Corcoran told gardaí in subsequent interview that his fiancee, his friend and his fiancee’s friend had been out socialising that night and drinking, outlining that he had two beers and four whiskeys.

He said he had “a domestic disagreement” with his fiancee after they all returned home together and she told both men to leave her home. He and his friend drove back to Kingscourt, in Cavan separately.

He said his friend, who was driving ahead of him, rang him en route to say that he had just seen a man crossing the barrier on the motorway.

Corcoran said it was after the phone call that he hit something and although he didn’t know what it was, he “definitely did not think it was a person”. He and his friend later stopped their cars in Navan and examined the damage to the front of his car.

Garda O’Brien agreed with Bernard Condon SC, defending, that one witness told gardaí a motorist would not expect to see a person walking on that part of the motorway.

He accepted that the weather conditions were terrible, it was very dark and Mr Maunde was wearing dark clothing.

Garda O Brien further accepted that Corcoran expressed remorse during his later interview. He agreed that he has not been in trouble with gardaí since the incident.

The judge asked Mr Condon if his client had a “motivation to leave the scene because of his intake of alcohol”.

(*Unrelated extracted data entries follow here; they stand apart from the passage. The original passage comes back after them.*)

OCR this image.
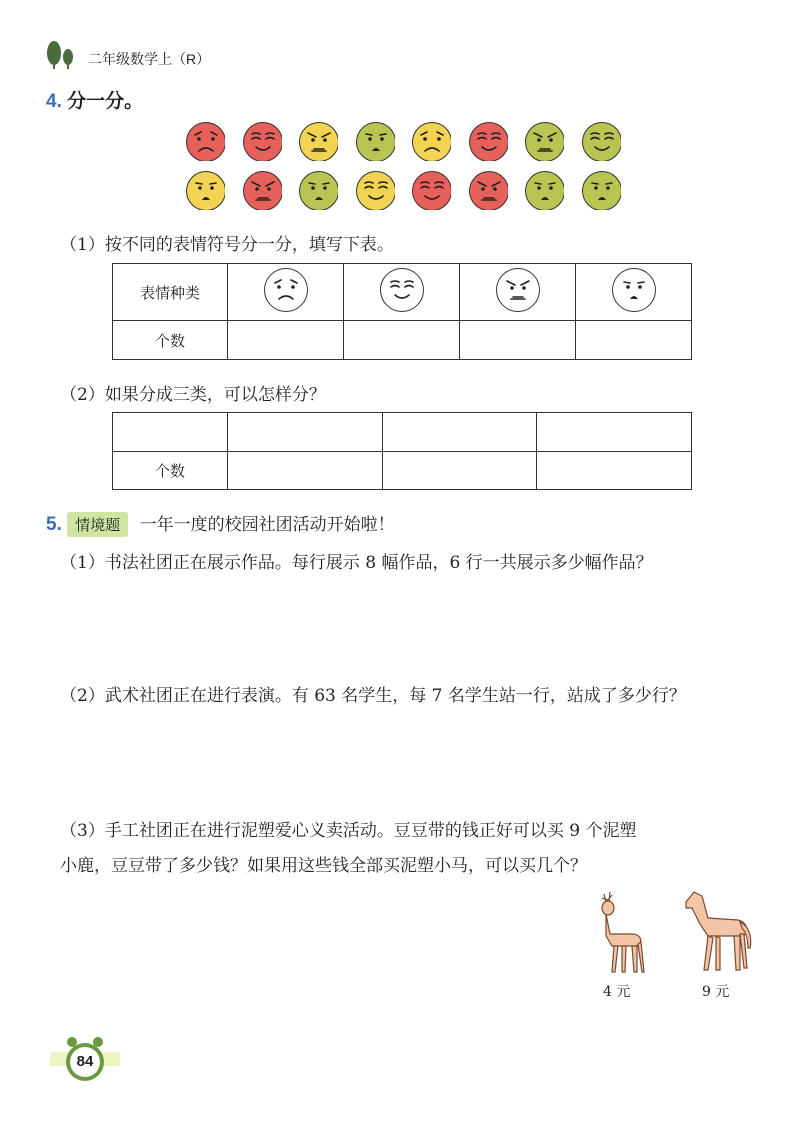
二年级数学上（R）
4. 分一分。
（1）按不同的表情符号分一分，填写下表。
表情种类				
个数				
（2）如果分成三类，可以怎样分？

个数			
5. 情境题 一年一度的校园社团活动开始啦！
（1）书法社团正在展示作品。每行展示 8 幅作品，6 行一共展示多少幅作品？
（2）武术社团正在进行表演。有 63 名学生，每 7 名学生站一行，站成了多少行？
（3）手工社团正在进行泥塑爱心义卖活动。豆豆带的钱正好可以买 9 个泥塑
小鹿，豆豆带了多少钱？如果用这些钱全部买泥塑小马，可以买几个？
4 元	9 元
84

Counsel accepted that this was “a factor in the case”, but submitted that his client didn’t minimise this in his statement to gardaí the day after the incident. “He did himself a lot of damage in that statement,” said Mr Condon.

Additional evidence

Garda O’ Brien told Mr Kelly that several eye witnesses told gardaí that they had encountered a man, dressed all in black, crossing the motorway in the vicinity of the Red Cow Roundabout.

One man said he saw a male walking casually and while the man was seemingly paying attention to traffic travelling towards him, he was not looking at traffic behind him. This motorist said he saw the man climbing the barrier in the median and he was concerned for his safety.

A taxi driver was heading towards Clondalkin on the N7 when he saw what he presumed was an animal lying on the ground in the outside lane. Another motorist also mistook Mr Maunde for an animal.

Another motorist who became aware that it was a person on the road, pulled over his vehicle in front of Mr Maunde in attempt to protect the body and prevent any other person hitting him.

Mr Condon told the judge that his client’s voluntary statement to gardaí was “materially damaging to him” in terms of how open and honest he was.

“He made an appalling error of judgment but as soon as he can he alerts the gardaí,” said Mr Condon said before submitting that his client’s admissions were of “huge assistance” to the investigation.

Mr Condon handed in a large number of testimonials from Corcoran’s wife and family, and members of his local community, outlining his regret for his actions and suggesting that the crime was “out of character”.

“He panicked after he hit him. Everything that led up to this stage of his life never suggested that he could be a person that would do something like that,” said Mr Condon.